Love that’s pure hopes all things
Believes all things
The opening words of Watered-Down Love are themselves an act of hope and of belief: in the simplest way, the hope that those who hear the song will recognize (in both sense of recognize) what is being alluded to, together with the belief that St. Paul is to be believed when (in the words of that glory of the language, the King James translation) the saint speaks with such divine eloquence of this the highest form of Love, the form that the English language then called Charity so as to distinguish it from, for instance, the love that is erotic love.
The four verses highlighted above read thusly in the King James:
Charity suffereth long, and is kind; charity envieth not; charity vaunteth not itself, is not puffed up,
Doth not behave itself unseemly, seeketh not her own, is not easily provoked, thinketh no evil; Rejoiceth not in iniquity, but rejoiceth in the truth;
Beareth all things, believeth all things, hopeth all things, endureth all things.
Ricks says of this:
Those closing clauses constitute one of the most noble progressions ever realized.
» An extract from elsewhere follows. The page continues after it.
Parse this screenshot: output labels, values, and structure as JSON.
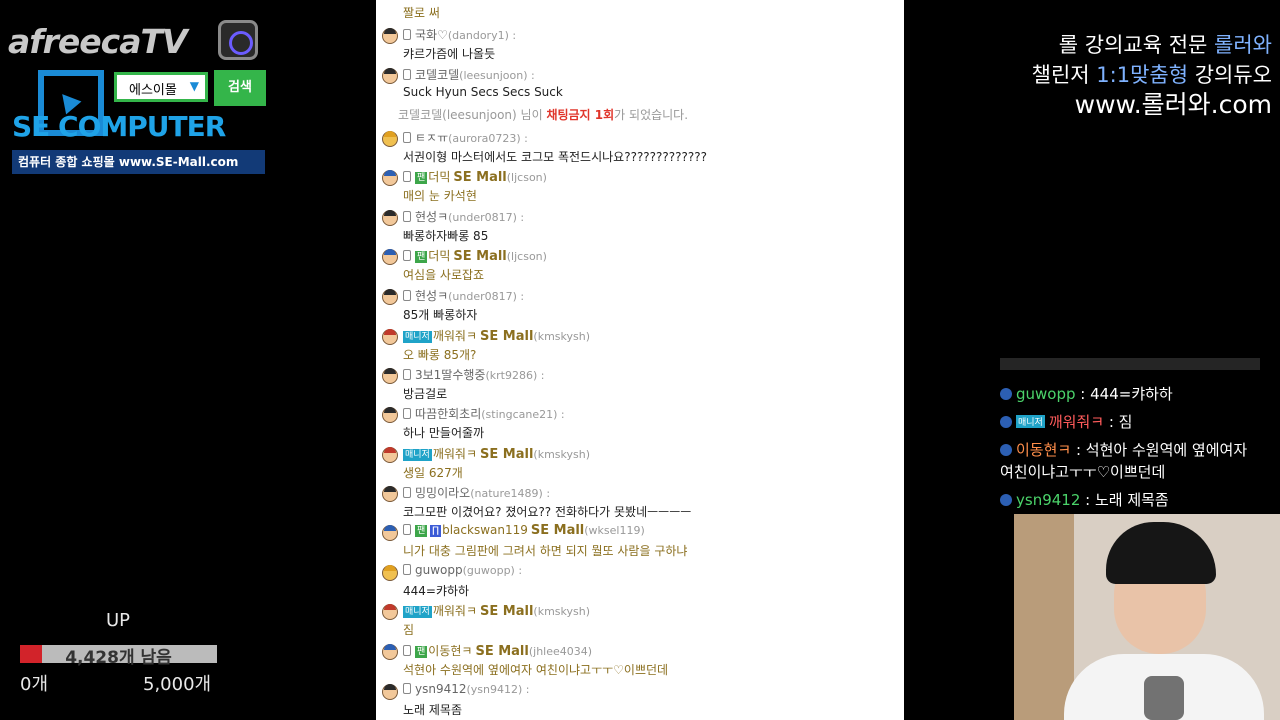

Dylan’s song does nothing to demean this but does have the courage to play mischievously with it (as against competing with it) when calling it into play.
All of the above is from his 2003 book, "Dylan’s Visions of Sin".
There’s also something in the first lines of this same chapter from Paul that would ring a bell with many Dylan listeners:
If I speak in the tongues of men and of angels, but have not love, I am a noisy gong or a clanging cymbal.
That would be Dylan’s 1991 song Dignity:
Heard the tongues of angels and the tongues of men
Wasn’t any difference to me
(Click here for a YouTube version, from 2000)
Dylan’s reference is consistent with St. Paul’s meaning, if you assume that the reason there “wasn’t any difference,” is because, without love, both the tongues of men and of angels sounded to the singer just like those clanging cymbals.